Aquí el mayor riesgo es que la inflación perdió sus principales anclas con la aceleración del ritmo de devaluación del peso (más de 6% en diciembre) y de la emisión monetaria de fin de 2013 para cubrir el déficit fiscal. Esto crea más presiones sobre los precios (con el impacto adicional de la suba de los combustibles) y sobre el dólar paralelo. Con la brecha cambiaria otra vez por encima de 60%, se realimenta el fenómeno de que, quienes pueden, "ahorran" aumentando su consumo antes de que los productos aumenten. Y que quienes deben reponerlos, calculen los costos en base a un tipo de cambio (oficial y paralelo) más alto, mientras la demanda los convalide. Salvo en el caso de los autos de gama media y alta (así como motos y embarcaciones), donde el Gobierno aplicó un "impuestazo" para desalentarla y ahorrar divisas a costa de frenar las ventas del sector, como ya ocurrió en diciembre.
En última instancia, Kicillof también está pagando el costo de no diseñar un plan coordinado para corregir los desequilibrios macroeconómicos y pretender reemplazarlo con parches y medidas aisladas. Paradójicamente, para evitar costos políticos aunque ello aumente la incertidumbre.
El problema es que así tampoco se ven los beneficios. Por caso, el economista Miguel Bein prevé para 2014 un crecimiento de 1,5% en el PBI y una inflación de 27% anual, si el ajuste del tipo de cambio oficial fuera de 30% y el de salarios en paritarias de 24%; dos supuestos que reconoce tan hipotéticos como inciertos.
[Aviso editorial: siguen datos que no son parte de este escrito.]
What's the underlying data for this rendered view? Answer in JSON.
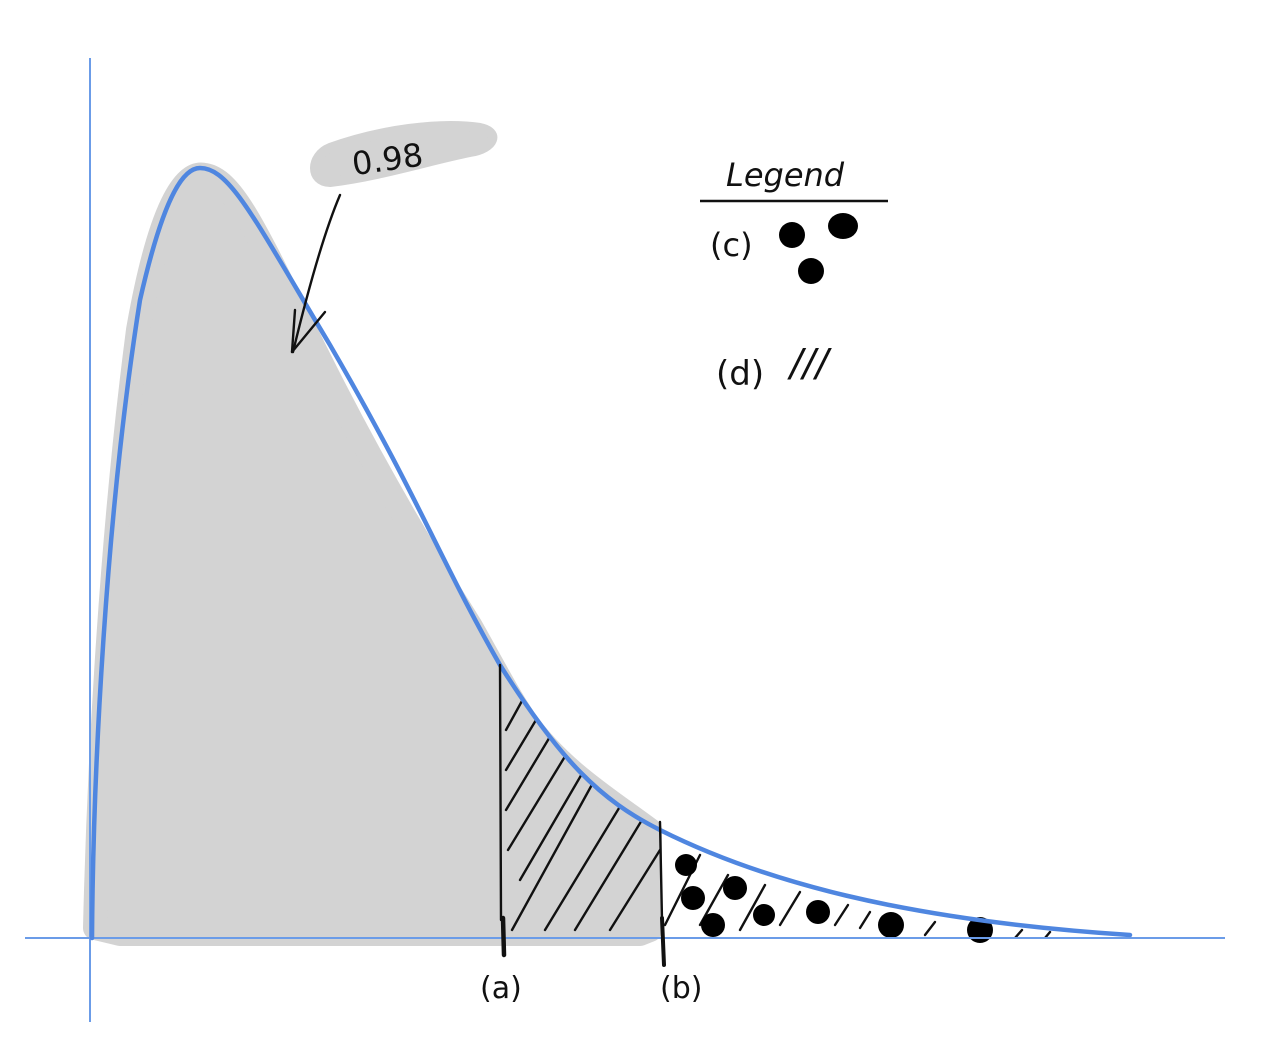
{
  "diagram": {
    "callout_value": "0.98",
    "marker_a": "(a)",
    "marker_b": "(b)",
    "legend": {
      "title": "Legend",
      "items": [
        {
          "label": "(c)",
          "pattern": "dots"
        },
        {
          "label": "(d)",
          "pattern": "hatch",
          "glyph": "///"
        }
      ]
    },
    "colors": {
      "curve": "#4f86e0",
      "axis": "#6b9ce8",
      "fill": "#d3d3d3",
      "ink": "#111111"
    }
  }
}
Otro tanto vale para la posibilidad de que el gobierno de CFK se reorganice y evite que cada anuncio oficial se convierta en un sobresalto o en una desmentida. De lo contrario, su apuesta a mejorar el clima social se limitaría a concretar en junio la anunciada renovación de los desvencijados trenes de las líneas Sarmiento y Mitre y a rezar para que la selección argentina logre el campeonato mundial de fútbol.